Monahan sees the right fit with the move back to March. Jay doesn’t seem to have a problem with the proximity to the Masters nor the concurrent time frame of the NCAA Basketball Tournament. On the golf schedule, it’s the first really big, significant tournament of the year.
He sees The Players as a stand-alone sporting event and now, in 2019, he’s right. The tournament has it’s own following, it’s own stature and maybe most importantly, it’s a very big deal to the modern day PGA Tour and International player.
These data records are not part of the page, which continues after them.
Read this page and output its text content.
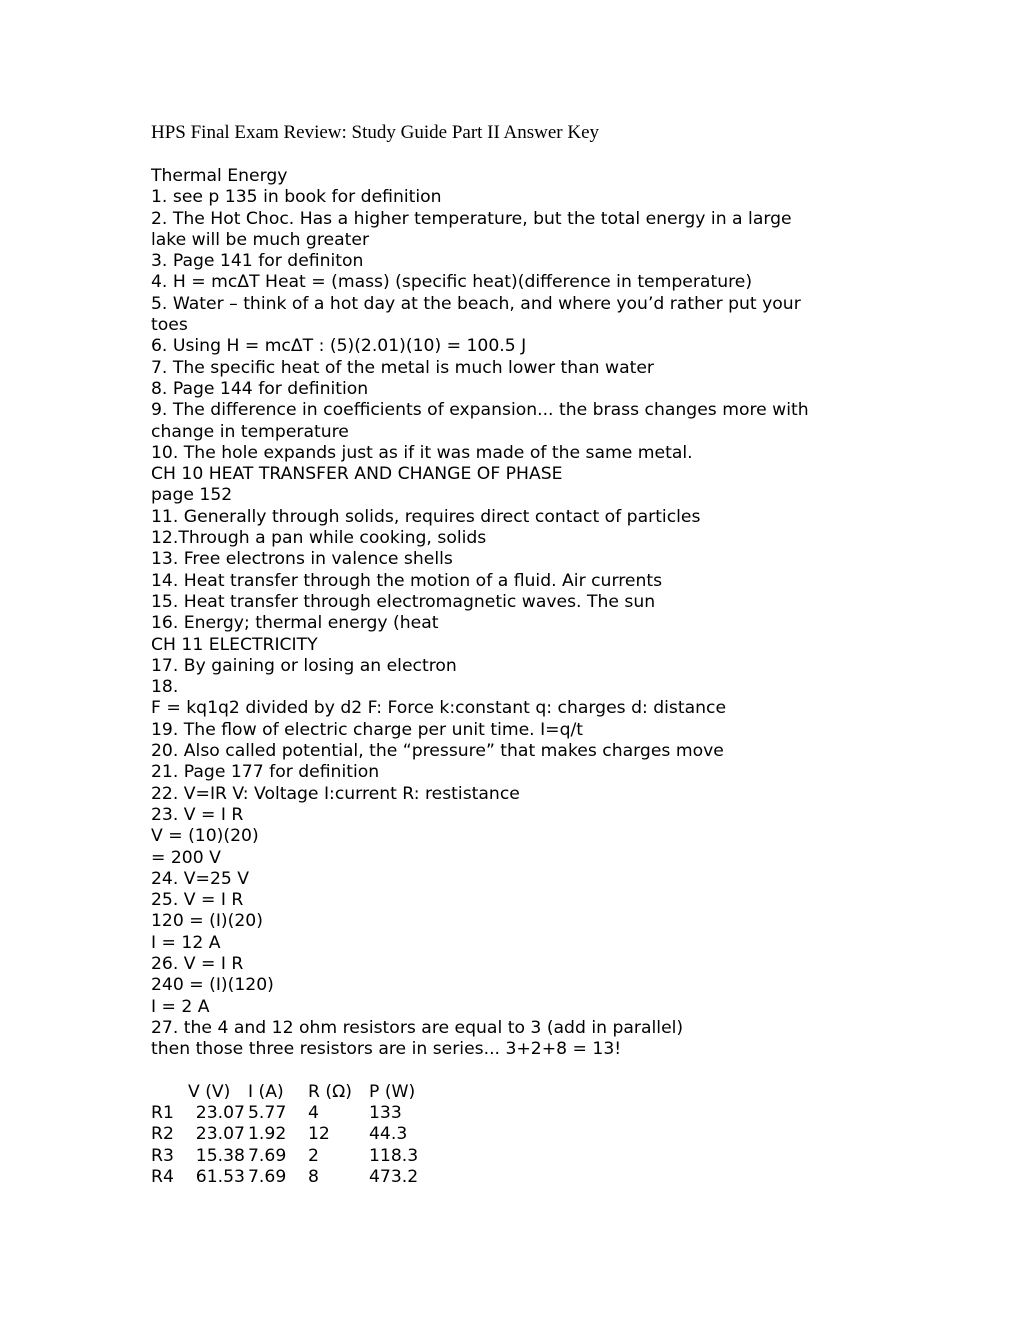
HPS Final Exam Review: Study Guide Part II Answer Key
Thermal Energy
1. see p 135 in book for definition
2. The Hot Choc. Has a higher temperature, but the total energy in a large
lake will be much greater
3. Page 141 for definiton
4. H = mcΔT Heat = (mass) (specific heat)(difference in temperature)
5. Water – think of a hot day at the beach, and where you’d rather put your
toes
6. Using H = mcΔT : (5)(2.01)(10) = 100.5 J
7. The specific heat of the metal is much lower than water
8. Page 144 for definition
9. The difference in coefficients of expansion... the brass changes more with
change in temperature
10. The hole expands just as if it was made of the same metal.
CH 10 HEAT TRANSFER AND CHANGE OF PHASE
page 152
11. Generally through solids, requires direct contact of particles
12.Through a pan while cooking, solids
13. Free electrons in valence shells
14. Heat transfer through the motion of a fluid. Air currents
15. Heat transfer through electromagnetic waves. The sun
16. Energy; thermal energy (heat
CH 11 ELECTRICITY
17. By gaining or losing an electron
18.
F = kq1q2 divided by d2 F: Force k:constant q: charges d: distance
19. The flow of electric charge per unit time. I=q/t
20. Also called potential, the “pressure” that makes charges move
21. Page 177 for definition
22. V=IR V: Voltage I:current R: restistance
23. V = I R
V = (10)(20)
= 200 V
24. V=25 V
25. V = I R
120 = (I)(20)
I = 12 A
26. V = I R
240 = (I)(120)
I = 2 A
27. the 4 and 12 ohm resistors are equal to 3 (add in parallel)
then those three resistors are in series... 3+2+8 = 13!
	V (V)	I (A)	R (Ω)	P (W)
R1	23.07	5.77	4	133
R2	23.07	1.92	12	44.3
R3	15.38	7.69	2	118.3
R4	61.53	7.69	8	473.2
Adam Scott was the first champion to say, “This is the tournament I’ve dreamed of winning.” And that was in 2004.
Gone are the days that “Deane’s tournament” was vying for significant status ahead of “Arnold’s tournament” or “Jack’s tournament” on the PGA Tour. Beman’s drive to put the Tour in the club and course building business rankled more than a few of his contemporaries, so they weren’t all fired up about supporting the TPC, as it was originally called. Raymond Floyd made his feelings well known at a famous players meeting during the TPC in the ’80’s.
From a nuts and bolts standpoint, the move to March brings the golf course condition and the wind direction back to where the Stadium Course was originally designed. They can make the course play the way they want.
And it puts The Players back in the “Florida Swing” on the golf schedule where it belongs. While much of the country looks to the Masters as the start of spring and the beginning of the golf season, those of us in North Florida know, our games are already rounding into shape during some good weather days in February and March.
It’s the right call and a good fit. Nothing’s ever wrong with being 1st on the schedule.